Sono 225 le società che - nel periodo considerato - hanno visto cambiare il proprio assetto societario con l’ingresso di almeno un investitore estero; con un trend in crescita (passando da 42 operazioni nel 2013 a ben 70 nel 2016). Sono state escluse dall’analisi le acquisizioni di società in dissesto finanziario o sottoposte a procedure di amministrazione straordinaria (operazioni ritenute poco significative a livello statistico).

I risultati

Dall'analisi emerge che sono ben 39 i paesi di origine degli investitori internazionali; tuttavia alcuni paesi, in termini di numero di investimenti e di valore, possono essere considerati i top acquirer: Stati Uniti, Regno Unito e Francia rispettivamente con 54, 29 e 26 operazioni nei quattro anni. La Cina è stata protagonista di 12 operazioni di investimento.

 Dal punto di vista della tipologia degli acquirenti, il 57% dei casi è rappresentato da investitori strategici mentre il 43% è rappresentato da investitori finanziari quali fondi di private equity e investitori istituzionali.

Focus sull’industria

L’interesse degli investitori esteri nel quadriennio analizzato si è concentrato per il 71% sul comparto industriale, con punte del 76% nel 2013 e del 74% nel 2016. A seguire il settore dei servizi con i 24% e punte del 27% nel 2014 e del 28% nel 2015. Il resto delle operazioni, residuale, è nel settore finanziario.

Tra i settori di maggiore rilevanza che restano costanti negli anni si ritrovano: food & beverage (12%), il machinery (8%) e il metal/steel e il consumer products, entrambi con la stessa incidenza (7%).

Nel corso degli anni, ma in modo meno ricorrente, spiccano altri settori quali l’healthcare nel 2014 e nel 2016 con il 7% dei rispettivi anni, l’automotive nel 2015 con il 9%, il transportation nel 2013 con il 7%.

Le interviste

Luca Picone, partner di Hogan Lovells:

“La ricerca commissionata dal nostro studio affronta il tema delle acquisizioni realizzate da investitori stranieri sulle medie e medio-grandi aziende italiane, il segmento che rappresenta l’eccellenza italiana nel mondo. La ricerca nasce dal fatto che noi come studio legale ci occupiamo di m&a e negli ultimi anni abbiamo riscontrato un crescente interesse da parte degli investitori stranieri in Italia. Da qui la scelta di verificare se la nostra percezione aveva anche un valore scientifico. Stiamo organizzando un roadshow nelle principali piazze nel mondo dove il nostro studio è presente con l’obiettivo di spiegare agli investitori esteri le opportunità di investimenti in Italia. La nostra iniziativa si inquadra nel piano di attrazione degli investimenti esteri portato avanti dagli ultimi tre governi in Italia. Dallo studio appare fuori luogo la retorica sulla perdita di italianità ogniqualvolta viene fatta un’acquisizione, come se l’investitore italiano arrivasse con azione predatoria a conquistare aziende italiane. In realtà, soprattutto tra le medie imprese, che soffrono di un problema di sottocapitalizzazione rispetto alle esigenze dell’economia globale, vi è una idiosincrasia al consolidamento. E invece l’ingresso in un gruppo straniero si verifica un’opportunità di crescita per le aziende italiane, con un cambio di mentalità, di governance e l’apertura a nuovi mercati. Siamo di fronte a una win-win situation, quindi con benefici positivi per tutti”.

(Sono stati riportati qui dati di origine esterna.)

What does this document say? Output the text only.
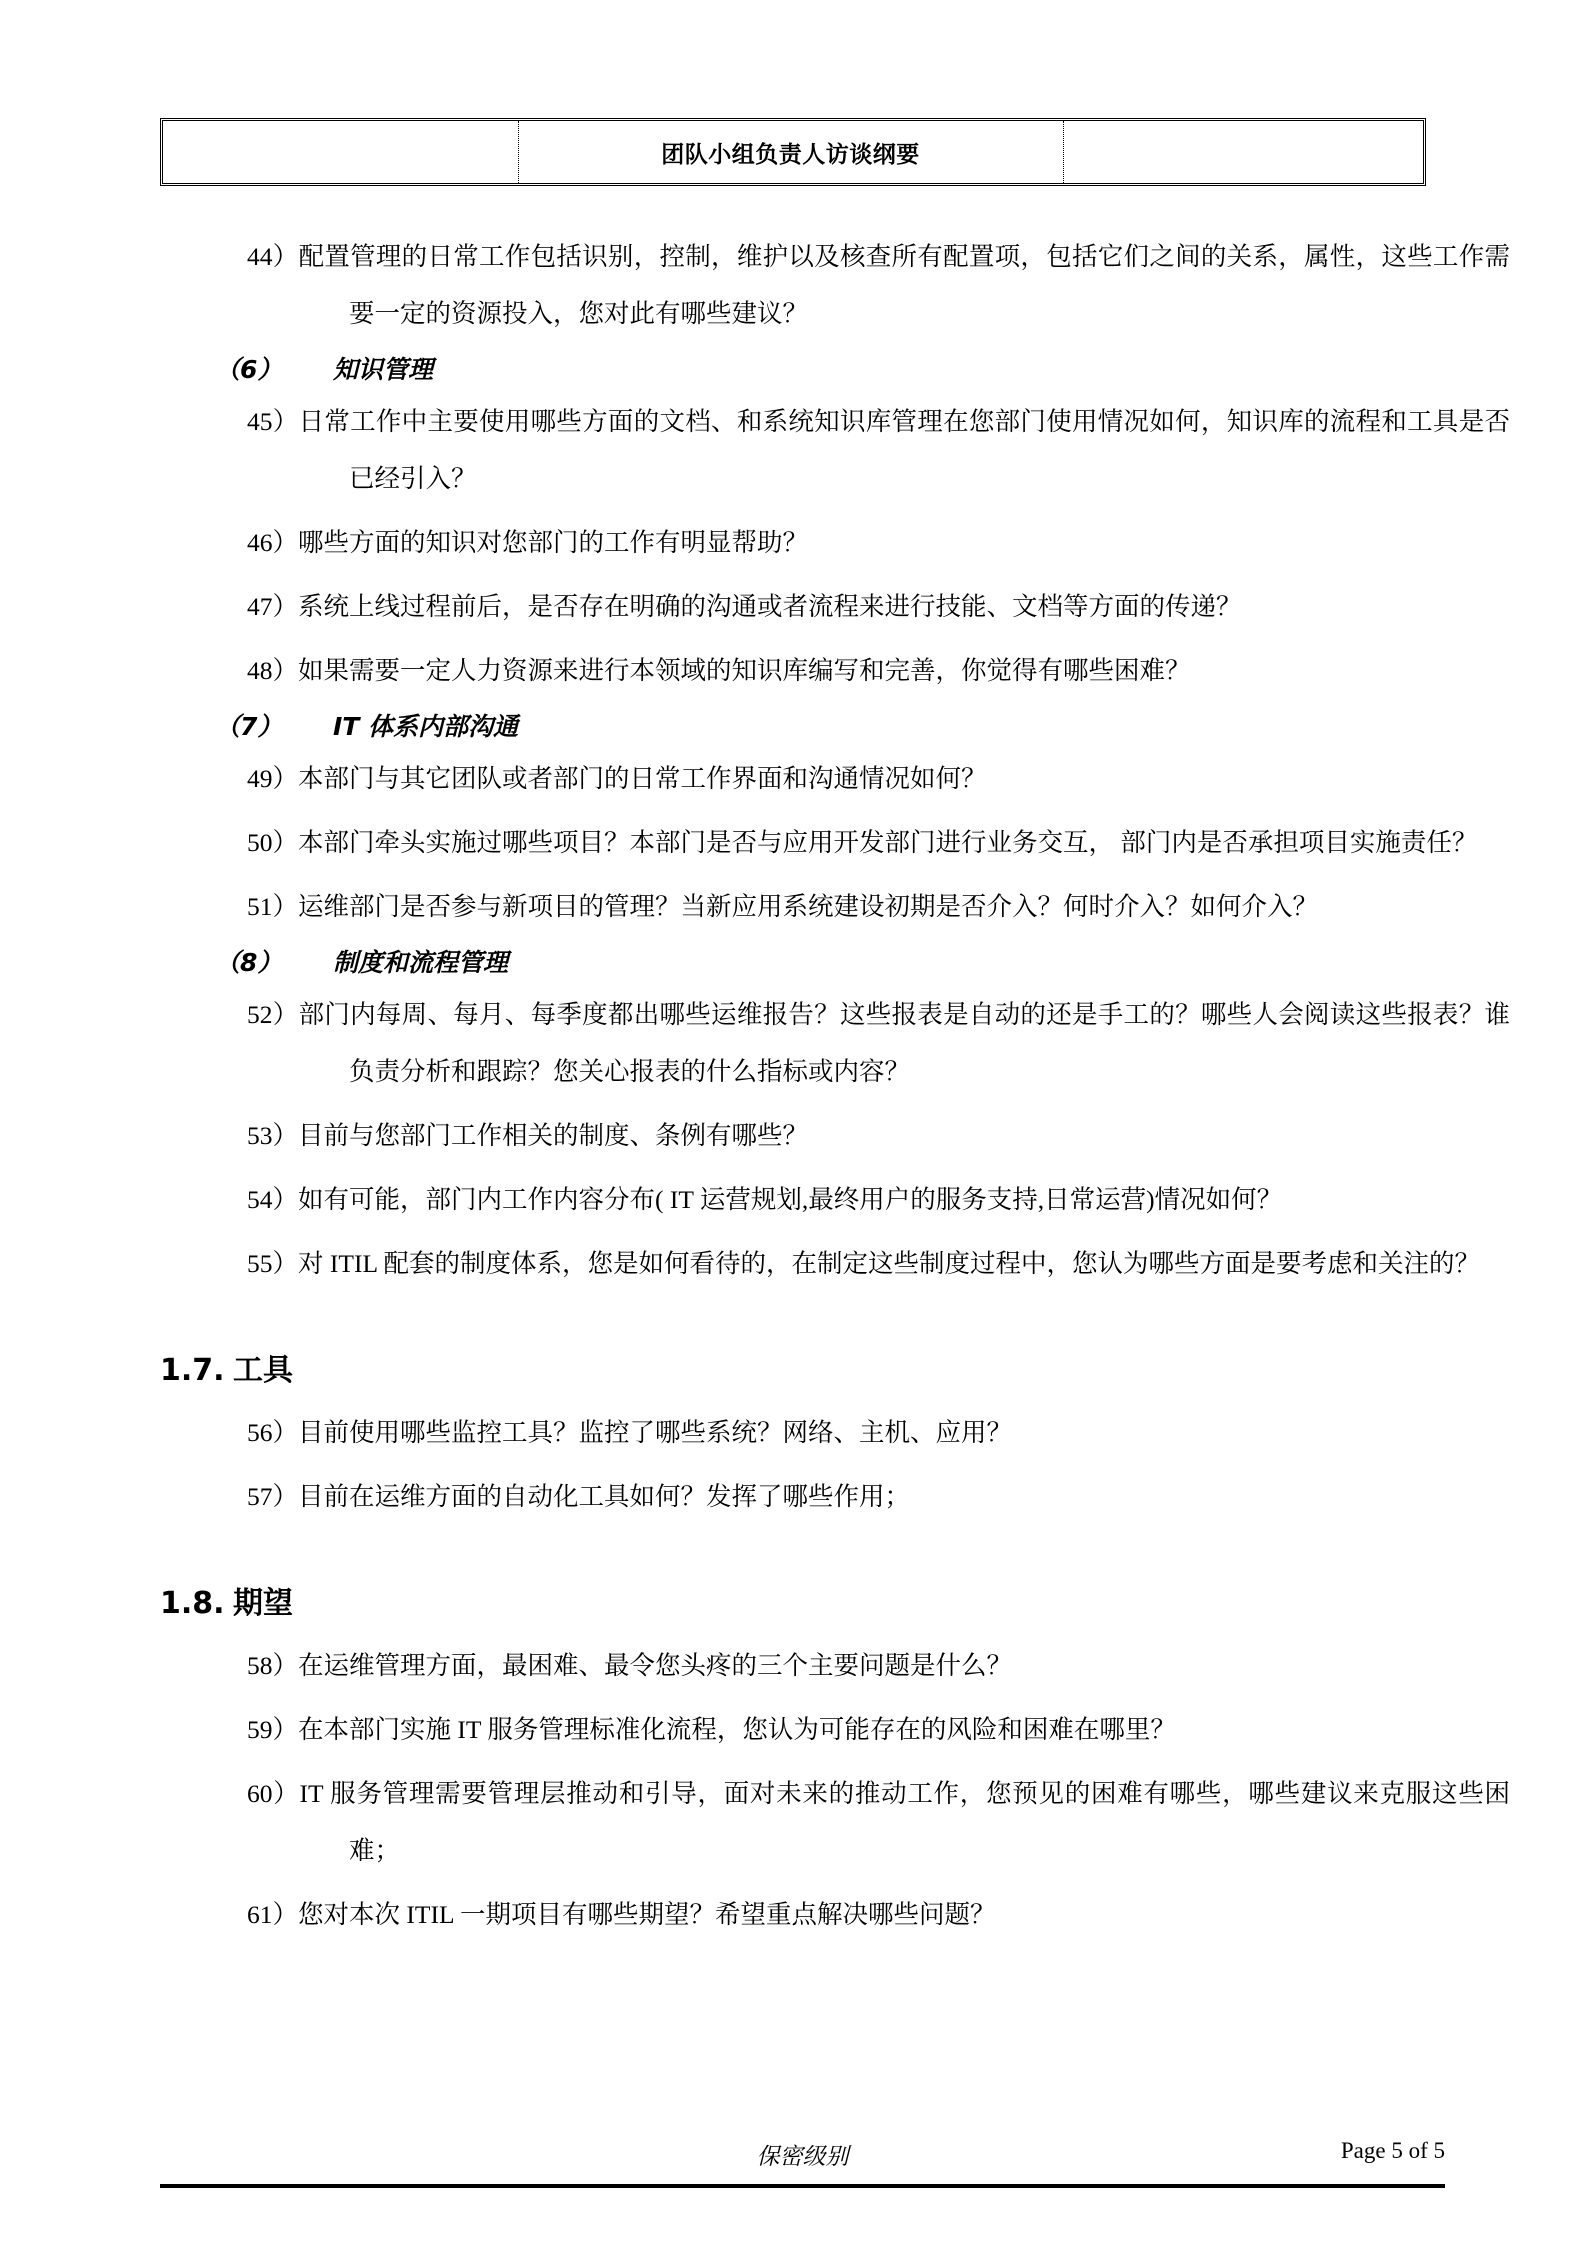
	团队小组负责人访谈纲要	

44）配置管理的日常工作包括识别，控制，维护以及核查所有配置项，包括它们之间的关系，属性，这些工作需要一定的资源投入，您对此有哪些建议？

（6） 知识管理

45）日常工作中主要使用哪些方面的文档、和系统知识库管理在您部门使用情况如何，知识库的流程和工具是否已经引入？

46）哪些方面的知识对您部门的工作有明显帮助？

47）系统上线过程前后，是否存在明确的沟通或者流程来进行技能、文档等方面的传递？

48）如果需要一定人力资源来进行本领域的知识库编写和完善，你觉得有哪些困难？

（7） IT 体系内部沟通

49）本部门与其它团队或者部门的日常工作界面和沟通情况如何？

50）本部门牵头实施过哪些项目？本部门是否与应用开发部门进行业务交互， 部门内是否承担项目实施责任？

51）运维部门是否参与新项目的管理？当新应用系统建设初期是否介入？何时介入？如何介入？

（8） 制度和流程管理

52）部门内每周、每月、每季度都出哪些运维报告？这些报表是自动的还是手工的？哪些人会阅读这些报表？谁负责分析和跟踪？您关心报表的什么指标或内容？

53）目前与您部门工作相关的制度、条例有哪些？

54）如有可能，部门内工作内容分布( IT 运营规划,最终用户的服务支持,日常运营)情况如何？

55）对 ITIL 配套的制度体系，您是如何看待的，在制定这些制度过程中，您认为哪些方面是要考虑和关注的？

1.7. 工具

56）目前使用哪些监控工具？监控了哪些系统？网络、主机、应用？

57）目前在运维方面的自动化工具如何？发挥了哪些作用；

1.8. 期望

58）在运维管理方面，最困难、最令您头疼的三个主要问题是什么？

59）在本部门实施 IT 服务管理标准化流程，您认为可能存在的风险和困难在哪里？

60）IT 服务管理需要管理层推动和引导，面对未来的推动工作，您预见的困难有哪些，哪些建议来克服这些困难；

61）您对本次 ITIL 一期项目有哪些期望？希望重点解决哪些问题？

保密级别	Page 5 of 5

Marco Giorgino, Professore Ordinario di Istituzioni e Mercati Finanziari, Politecnico di Milano:

“La ricerca ha analizzato il fenomeno delle fusioni e acquisizioni di investitori internazionali in Italia tra il 2013 e il 2017. Dallo studio è emerso il valore per le aziende italiane di queste operazioni. Non siamo terra di conquista…dalla ricerca emergono invece soprattutto benefici per le nostre imprese, che per questa strada possono crescere, come dimostrano i risultati post-acquisizioni”.